In a nutshell, the story of Tommy is about how the infant Tommy Walker is rendered deaf, dumb, and blind through witnessing, in a mirror, the murder of his mother´s lover by his father. Having impregnated his wife before he went off to fight in World War 1, and now believed dead. Tommy´s father´s return is as unexpected as it is evidently traumatic. Bullied and abused, he thereafter exists in an impenetrable shell while his partents seek cure for his deisabillities, among them expose to a gypsy who predescribes psychedelic drugs. He comes to life only when confronted by pinball machines, on which he displays remakable profiency due to his inflated sense of touch. Miraculously cured when a mirror into which he is gazing is abrubtly smashed. Tommy ascends to a position of celebrity as a Messiah-like figure who preaches spiritual enlightenment to his many followers.
- Chris Charlesworth
Tommy is treated as an outcast in “Christmas” by his immediate family, and in the next song, “Cousin Kevin,” by his peers.
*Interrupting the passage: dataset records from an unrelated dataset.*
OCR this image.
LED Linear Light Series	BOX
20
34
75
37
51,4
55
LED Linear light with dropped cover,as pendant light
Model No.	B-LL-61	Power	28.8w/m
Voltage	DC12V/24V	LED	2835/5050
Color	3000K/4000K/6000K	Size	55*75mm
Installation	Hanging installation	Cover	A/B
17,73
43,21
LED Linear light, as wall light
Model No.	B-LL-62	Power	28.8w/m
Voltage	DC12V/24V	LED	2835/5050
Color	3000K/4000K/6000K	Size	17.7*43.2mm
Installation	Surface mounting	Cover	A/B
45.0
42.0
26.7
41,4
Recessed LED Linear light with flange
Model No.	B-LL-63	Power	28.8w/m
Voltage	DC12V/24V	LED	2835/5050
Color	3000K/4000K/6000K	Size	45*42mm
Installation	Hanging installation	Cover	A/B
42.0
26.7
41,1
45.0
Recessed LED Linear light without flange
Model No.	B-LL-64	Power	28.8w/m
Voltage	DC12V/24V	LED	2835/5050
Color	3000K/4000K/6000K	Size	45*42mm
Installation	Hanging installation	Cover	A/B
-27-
His first self-consciousness comes when his father yells at him “Tommy can you hear me?” And his name sinks in. The name Tommy moves the boy more powerfully than any experience he can remember and in his joy he sings “See Me, Feel Me.”
There are many interpretations for these events. The dialogue in Tommy is sugestive rather than discursive. The characters react to each other only in single-line statements or cameos. Tommy´s relationship cannot be portrayed in words, thus giving the music added importance.